When Jesus says, “Peace be with you,” He does not ignore suffering. He does not pretend that the Cross never happened. Instead, He reveals His wounds, showing us that true peace is not the absence of pain, but the presence of Christ within it.
This is a message we all need. Each of us carries wounds in our lives. Some are physical, but many are spiritual or emotional:
the loss of someone we love
the weight of past mistakes
strained relationships
disappointments and struggles we carry quietly
Often, our instinct is to hide these wounds, to move past them, ignore them, or keep them buried. But the Gospel invites us to do something very different. It invites us to bring our wounds to the Risen Lord, Jesus himself.
The Risen Lord does not stand at a distance from our pain. He enters into it. He meets us there. And when He does, something begins to change. The wound may still be present, but it is no longer empty. It becomes a place of grace, healing, and even peace.
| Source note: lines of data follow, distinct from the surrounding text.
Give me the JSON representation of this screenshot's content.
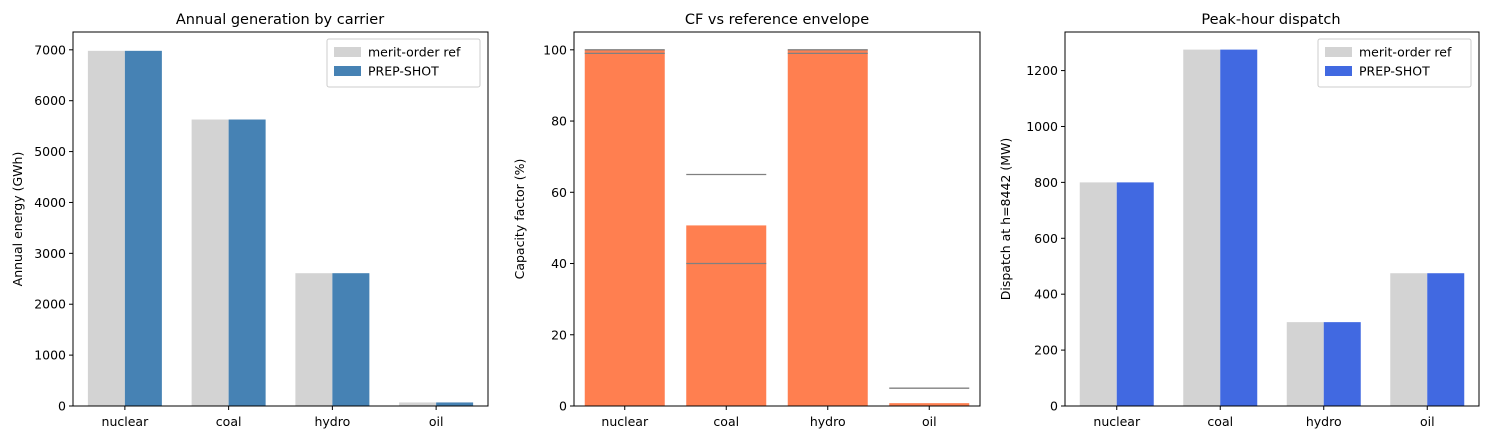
{
  "chart_data": [
    {
      "type": "bar",
      "title": "Annual generation by carrier",
      "xlabel": "",
      "ylabel": "Annual energy (GWh)",
      "categories": [
        "nuclear",
        "coal",
        "hydro",
        "oil"
      ],
      "ylim": [
        0,
        7350
      ],
      "yticks": [
        0,
        1000,
        2000,
        3000,
        4000,
        5000,
        6000,
        7000
      ],
      "series": [
        {
          "name": "merit-order ref",
          "values": [
            6980,
            5630,
            2610,
            70
          ],
          "color": "#d3d3d3"
        },
        {
          "name": "PREP-SHOT",
          "values": [
            6980,
            5630,
            2610,
            70
          ],
          "color": "#4682b4"
        }
      ],
      "legend": "top-right",
      "grid": false
    },
    {
      "type": "bar",
      "title": "CF vs reference envelope",
      "xlabel": "",
      "ylabel": "Capacity factor (%)",
      "categories": [
        "nuclear",
        "coal",
        "hydro",
        "oil"
      ],
      "ylim": [
        0,
        105
      ],
      "yticks": [
        0,
        20,
        40,
        60,
        80,
        100
      ],
      "series": [
        {
          "values": [
            100,
            50.7,
            100,
            0.8
          ],
          "color": "#ff7f50"
        }
      ],
      "envelope": {
        "lower": [
          99,
          40,
          99,
          null
        ],
        "upper": [
          100,
          65,
          100,
          5
        ],
        "color": "#808080"
      },
      "legend": "none",
      "grid": false
    },
    {
      "type": "bar",
      "title": "Peak-hour dispatch",
      "xlabel": "",
      "ylabel": "Dispatch at h=8442 (MW)",
      "categories": [
        "nuclear",
        "coal",
        "hydro",
        "oil"
      ],
      "ylim": [
        0,
        1338
      ],
      "yticks": [
        0,
        200,
        400,
        600,
        800,
        1000,
        1200
      ],
      "series": [
        {
          "name": "merit-order ref",
          "values": [
            800,
            1275,
            300,
            475
          ],
          "color": "#d3d3d3"
        },
        {
          "name": "PREP-SHOT",
          "values": [
            800,
            1275,
            300,
            475
          ],
          "color": "#4169e1"
        }
      ],
      "legend": "top-right",
      "grid": false
    }
  ]
}
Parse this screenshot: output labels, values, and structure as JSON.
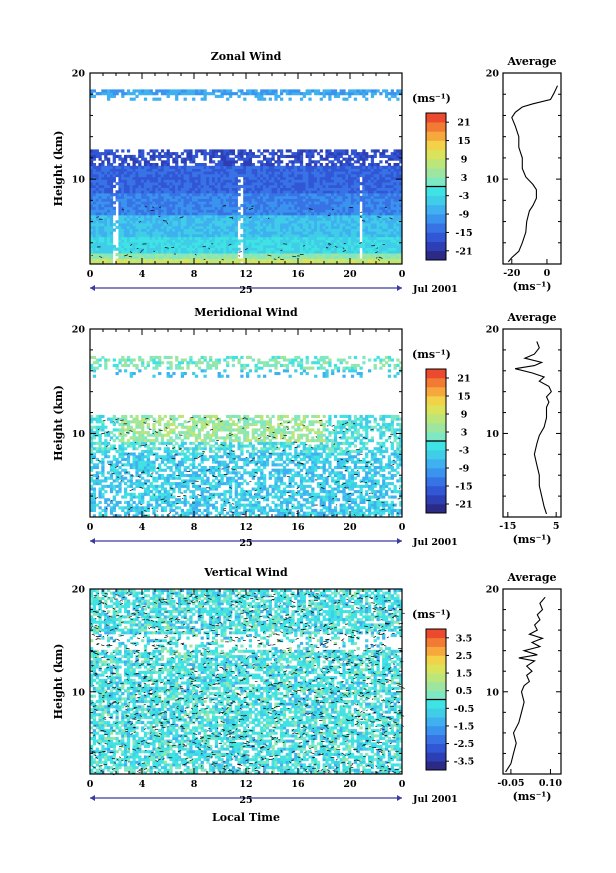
{
  "chart_data": [
    {
      "type": "heatmap",
      "title": "Zonal Wind",
      "ylabel": "Height (km)",
      "xlabel": "",
      "y_ticks": [
        "20",
        "10"
      ],
      "x_ticks": [
        "0",
        "4",
        "8",
        "12",
        "16",
        "20",
        "0"
      ],
      "day_label": "25",
      "date_label": "Jul 2001",
      "xlim": [
        0,
        24
      ],
      "ylim": [
        2,
        20
      ],
      "colorbar": {
        "unit": "(ms⁻¹)",
        "ticks": [
          "21",
          "15",
          "9",
          "3",
          "-3",
          "-9",
          "-15",
          "-21"
        ],
        "range": [
          -24,
          24
        ]
      },
      "profile": {
        "title": "Average",
        "x_ticks": [
          "-20",
          "0"
        ],
        "xlim": [
          -25,
          8
        ],
        "unit": "(ms⁻¹)",
        "points": [
          [
            -22,
            2.2
          ],
          [
            -20,
            2.6
          ],
          [
            -16,
            3.2
          ],
          [
            -14,
            4
          ],
          [
            -12,
            5
          ],
          [
            -11.5,
            6
          ],
          [
            -10,
            7
          ],
          [
            -8,
            7.5
          ],
          [
            -6,
            8.2
          ],
          [
            -6,
            9
          ],
          [
            -8,
            9.5
          ],
          [
            -12,
            10.2
          ],
          [
            -14,
            11
          ],
          [
            -14,
            12
          ],
          [
            -16,
            13
          ],
          [
            -16,
            14
          ],
          [
            -18,
            15
          ],
          [
            -20,
            15.8
          ],
          [
            -18,
            16.3
          ],
          [
            -14,
            16.8
          ],
          [
            -8,
            17.1
          ],
          [
            2,
            17.5
          ],
          [
            4,
            18.1
          ],
          [
            6,
            18.8
          ]
        ]
      }
    },
    {
      "type": "heatmap",
      "title": "Meridional Wind",
      "ylabel": "Height (km)",
      "xlabel": "",
      "y_ticks": [
        "20",
        "10"
      ],
      "x_ticks": [
        "0",
        "4",
        "8",
        "12",
        "16",
        "20",
        "0"
      ],
      "day_label": "25",
      "date_label": "Jul 2001",
      "xlim": [
        0,
        24
      ],
      "ylim": [
        2,
        20
      ],
      "colorbar": {
        "unit": "(ms⁻¹)",
        "ticks": [
          "21",
          "15",
          "9",
          "3",
          "-3",
          "-9",
          "-15",
          "-21"
        ],
        "range": [
          -24,
          24
        ]
      },
      "profile": {
        "title": "Average",
        "x_ticks": [
          "-15",
          "5"
        ],
        "xlim": [
          -17,
          7
        ],
        "unit": "(ms⁻¹)",
        "points": [
          [
            1,
            2.3
          ],
          [
            0,
            3
          ],
          [
            -1,
            4
          ],
          [
            -2,
            5
          ],
          [
            -2,
            6
          ],
          [
            -3,
            7
          ],
          [
            -4,
            8
          ],
          [
            -3,
            9
          ],
          [
            -2,
            9.8
          ],
          [
            0,
            10.6
          ],
          [
            1,
            11.5
          ],
          [
            1,
            12.5
          ],
          [
            2,
            13
          ],
          [
            1,
            13.5
          ],
          [
            3,
            14
          ],
          [
            2,
            14.5
          ],
          [
            -2,
            15
          ],
          [
            0,
            15.4
          ],
          [
            -5,
            15.8
          ],
          [
            -12,
            16.2
          ],
          [
            -4,
            16.5
          ],
          [
            -1,
            16.8
          ],
          [
            -8,
            17.2
          ],
          [
            -4,
            17.6
          ],
          [
            -2,
            18.2
          ],
          [
            -3,
            18.8
          ]
        ]
      }
    },
    {
      "type": "heatmap",
      "title": "Vertical Wind",
      "ylabel": "Height (km)",
      "xlabel": "Local Time",
      "y_ticks": [
        "20",
        "10"
      ],
      "x_ticks": [
        "0",
        "4",
        "8",
        "12",
        "16",
        "20",
        "0"
      ],
      "day_label": "25",
      "date_label": "Jul 2001",
      "xlim": [
        0,
        24
      ],
      "ylim": [
        2,
        20
      ],
      "colorbar": {
        "unit": "(ms⁻¹)",
        "ticks": [
          "3.5",
          "2.5",
          "1.5",
          "0.5",
          "-0.5",
          "-1.5",
          "-2.5",
          "-3.5"
        ],
        "range": [
          -4,
          4
        ]
      },
      "profile": {
        "title": "Average",
        "x_ticks": [
          "-0.05",
          "0.10"
        ],
        "xlim": [
          -0.08,
          0.14
        ],
        "unit": "(ms⁻¹)",
        "points": [
          [
            -0.07,
            2.2
          ],
          [
            -0.05,
            3
          ],
          [
            -0.04,
            4
          ],
          [
            -0.03,
            5
          ],
          [
            -0.04,
            6
          ],
          [
            -0.02,
            7
          ],
          [
            -0.01,
            8
          ],
          [
            0.0,
            9
          ],
          [
            -0.01,
            10
          ],
          [
            0.0,
            10.6
          ],
          [
            0.02,
            11
          ],
          [
            0.01,
            11.6
          ],
          [
            0.03,
            12
          ],
          [
            0.01,
            12.5
          ],
          [
            0.04,
            13
          ],
          [
            -0.02,
            13.3
          ],
          [
            0.05,
            13.6
          ],
          [
            0.0,
            14
          ],
          [
            0.06,
            14.4
          ],
          [
            0.03,
            14.8
          ],
          [
            0.07,
            15.2
          ],
          [
            0.02,
            15.6
          ],
          [
            0.05,
            16
          ],
          [
            0.04,
            16.5
          ],
          [
            0.06,
            17
          ],
          [
            0.05,
            17.5
          ],
          [
            0.07,
            18
          ],
          [
            0.06,
            18.6
          ],
          [
            0.08,
            19.2
          ]
        ]
      }
    }
  ]
}
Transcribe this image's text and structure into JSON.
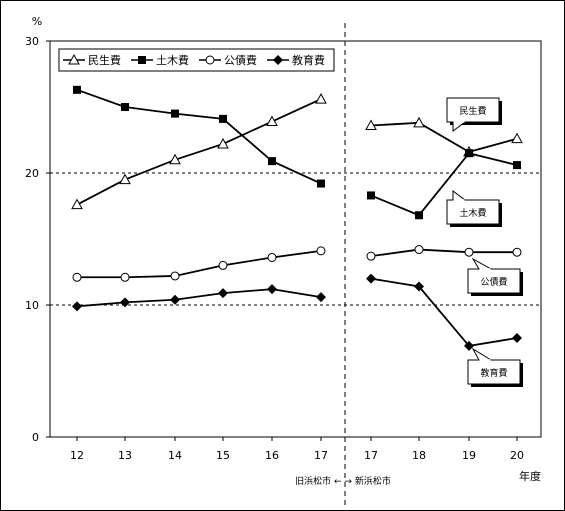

The disciples experienced this transformation. They moved from fear in the upper room to joy, not because their past had been erased, but because Christ was alive and present with them in the midst of it all.
The same is true for us. Whatever we carry today, however heavy or hidden it may be, Christ comes to us and speaks the same words: “Peace be with you.”
As we continue through this Easter season, I invite you to reflect on where you may need to experience that peace more deeply. Do not be afraid to bring your wounds to the Risen Lord, in prayer, in the Eucharist, and especially in the Sacrament of Reconciliation.
It is there that we discover a beautiful truth: what once seemed broken can, by God’s grace, become something transformed. Nothing in our lives is beyond His healing. Nothing is beyond His mercy. Nothing is beyond His peace.
May the Risen Christ meet you where you are and fill your heart with His peace.
Be assured of my prayers for you and your families during this blessed Easter season.